Feelings

Symbol Analysis

Wordsworth is one of the Romantic poets, and they were always talking about their feelings. This poem is no exception, only the rhetoric is more subtle than usual. It is not only humanity's inability to "see" anything in nature that so depresses the speaker, it is also our inability to be moved by it. Such insensibility is, for the speaker of the poem, a sad sight.

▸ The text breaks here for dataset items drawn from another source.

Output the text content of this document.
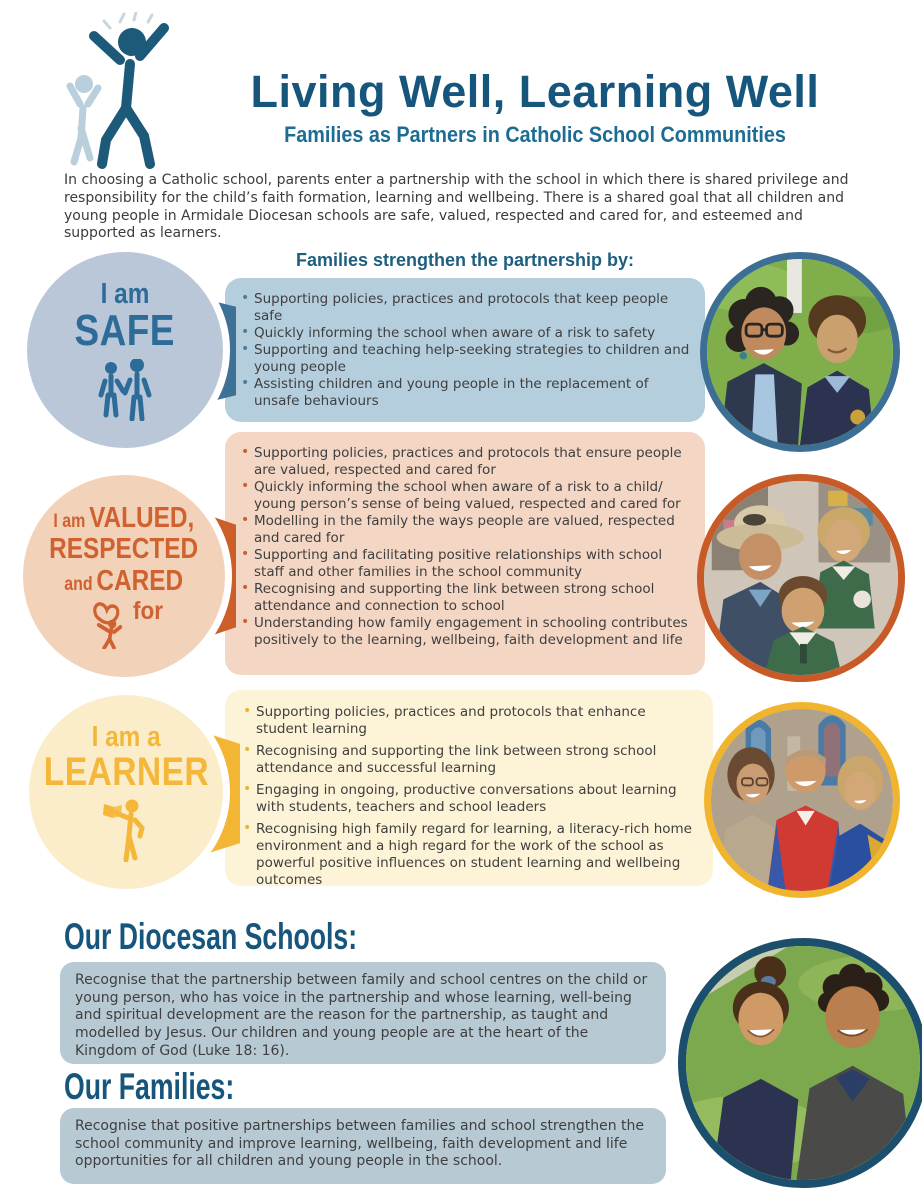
Living Well, Learning Well
Families as Partners in Catholic School Communities

In choosing a Catholic school, parents enter a partnership with the school in which there is shared privilege and responsibility for the child’s faith formation, learning and wellbeing. There is a shared goal that all children and young people in Armidale Diocesan schools are safe, valued, respected and cared for, and esteemed and supported as learners.

Families strengthen the partnership by:
• Supporting policies, practices and protocols that keep people safe
• Quickly informing the school when aware of a risk to safety
• Supporting and teaching help-seeking strategies to children and young people
• Assisting children and young people in the replacement of unsafe behaviours
I am
SAFE
• Supporting policies, practices and protocols that ensure people are valued, respected and cared for
• Quickly informing the school when aware of a risk to a child/ young person’s sense of being valued, respected and cared for
• Modelling in the family the ways people are valued, respected and cared for
• Supporting and facilitating positive relationships with school staff and other families in the school community
• Recognising and supporting the link between strong school attendance and connection to school
• Understanding how family engagement in schooling contributes positively to the learning, wellbeing, faith development and life
I am VALUED,
RESPECTED
and CARED
for
• Supporting policies, practices and protocols that enhance student learning
• Recognising and supporting the link between strong school attendance and successful learning
• Engaging in ongoing, productive conversations about learning with students, teachers and school leaders
• Recognising high family regard for learning, a literacy-rich home environment and a high regard for the work of the school as powerful positive influences on student learning and wellbeing outcomes
I am a
LEARNER
Our Diocesan Schools:
Recognise that the partnership between family and school centres on the child or young person, who has voice in the partnership and whose learning, well-being and spiritual development are the reason for the partnership, as taught and modelled by Jesus. Our children and young people are at the heart of the Kingdom of God (Luke 18: 16).
Our Families:
Recognise that positive partnerships between families and school strengthen the school community and improve learning, wellbeing, faith development and life opportunities for all children and young people in the school.
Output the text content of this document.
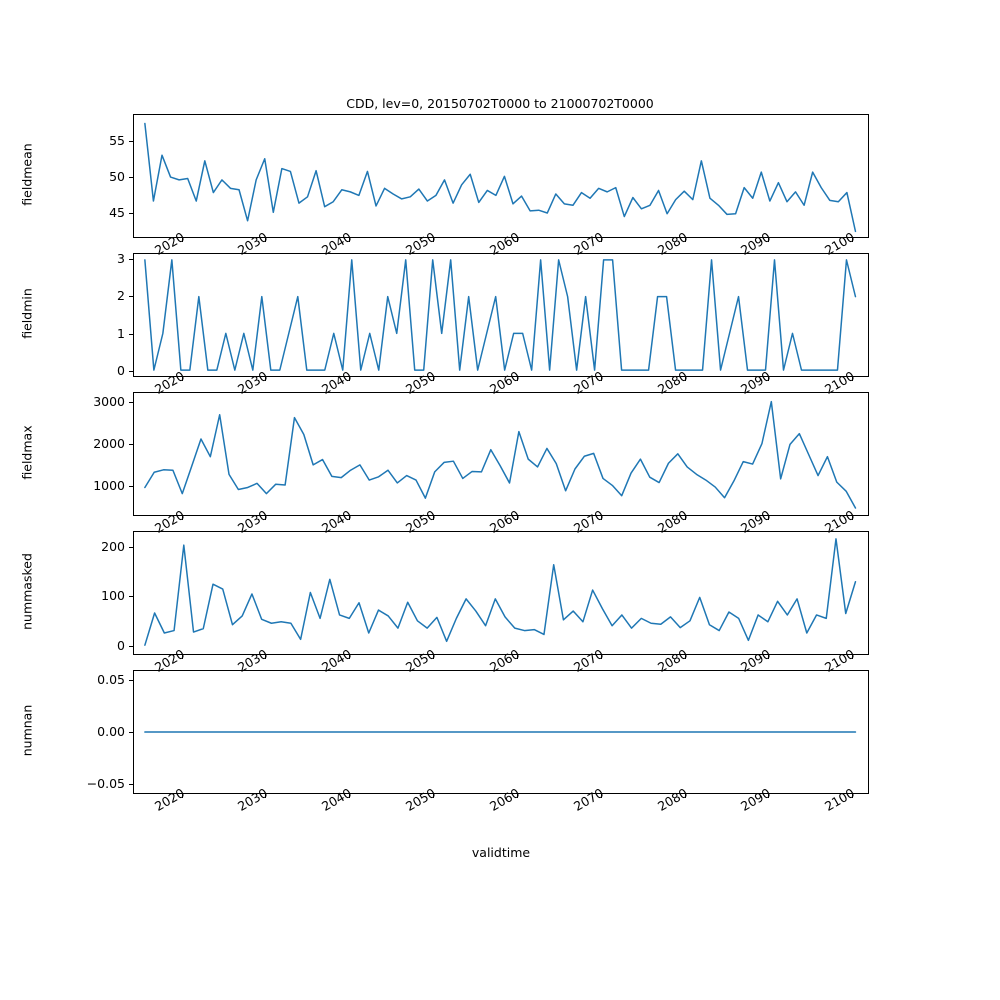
CDD, lev=0, 20150702T0000 to 21000702T0000
validtime
45
50
55
fieldmean
2020	2030	2040	2050	2060	2070	2080	2090	2100
0
1
2
3
fieldmin
2020	2030	2040	2050	2060	2070	2080	2090	2100
1000
2000
3000
fieldmax
2020	2030	2040	2050	2060	2070	2080	2090	2100
0
100
200
nummasked
2020	2030	2040	2050	2060	2070	2080	2090	2100
−0.05
0.00
0.05
numnan
2020	2030	2040	2050	2060	2070	2080	2090	2100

  • Lines 1-2: The speaker implies that we don't have time for nature because we're too busy "getting and spending" all the time; the phrase "we lay waste our powers" is cryptic, but the fact that it occurs so close to the word "heart" (4) suggests that it has some connection to our ability to feel.
  • Line 4: The speaker says that we have given away our hearts, the organ most often associated with feelings, sentiment, etc. Of course the heart doesn't literally do anything but pump blood, which means it is a symbol of our feelings.
  • Line 8: The speaker says we are "out of tune" for the sea and wind. Here, a musical instrument is a metaphor for humanity; for people to be "out of tune" means that they are tuned to a different pitch, one that isn't in harmony with nature. There is also the suggestion that people are out of touch with nature.
  • Line 9: The speaker says bluntly what he's been suggesting all along: nature doesn't move us anymore or cause us to have an emotional response. Nature never literally "moves" us, so "move" is here a metaphor for a change in one's emotions.
  • Line 12: The speaker suggests that the current state of affairs has caused him to feel "forlorn" (i.e., sad, depressed, etc.). He implies that if he were a pagan he would see things that would make him feel differently.